This scenario is more likely to be reality for many dancers constantly following low energy diets to lower their body fat still further, when only a few will be naturally, genetically thin. Even fewer of these will be nutritionally healthy. The constant denial of food, containing crucial energy and nutrients, that the body itself is craving for, creates the increased risks of injury, missed classes and rehearsals, and a high susceptibility to colds and related illnesses due to poor immune systems.

Working with such dancers presents enormous difficulties when trying to disentangle the downwardly spiralling pirouette of disordered eating and distorted belief systems. Eating, or rather, not eating, takes over their thinking and daily behaviour. Many dancers also try coping with eating on a low income and with limited cooking facilities. Current health suffers apart from any long-term health considerations. When supportingly dancers to re-educate their behaviour and knowledge and trying to regain control of their eating, I aim to assist them to improve their health and ultimately dance performance. For them to take the first few steps in eating starchy carbohydrates requires so much confidence and continuing reassurance that they will not 'get fat', that remarks which reinforce the stereotype of the thin dancer can only serve to break down this fragile process.

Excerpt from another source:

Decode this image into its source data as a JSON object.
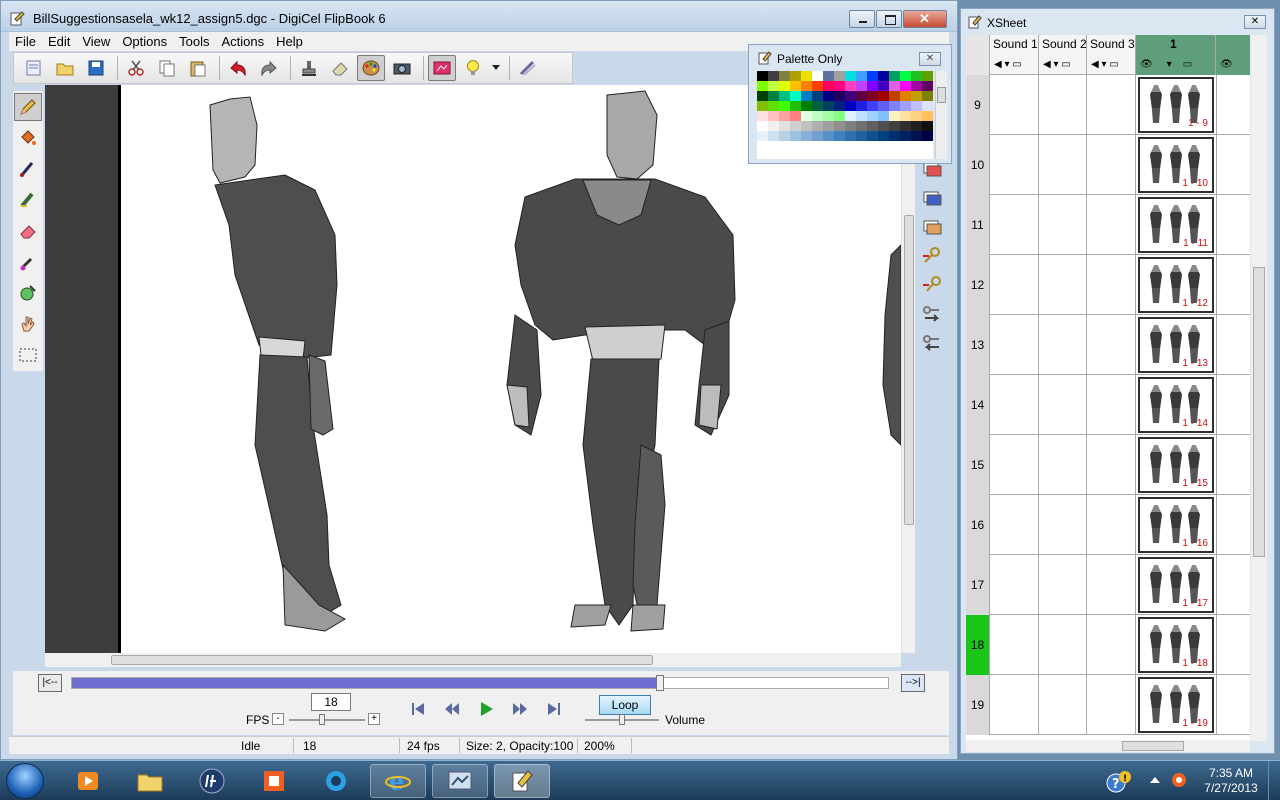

The dance aesthetic that sets unrealistic goals for dancers may put them at risk of passing out whilst dancing and making mistakes from poor concentration levels. This can prove detrimental to both themselves and fellow dancers, and increased injury rates can occur. Low bone densities can provoke stress fractures and for women, long-term problems can result including early osteoporosis and fertility problems. Financial implications may also result. I wonder what, or who, shall be blamed for ill-health by our retired dancers of the future. Will the establishments hold some responsibility?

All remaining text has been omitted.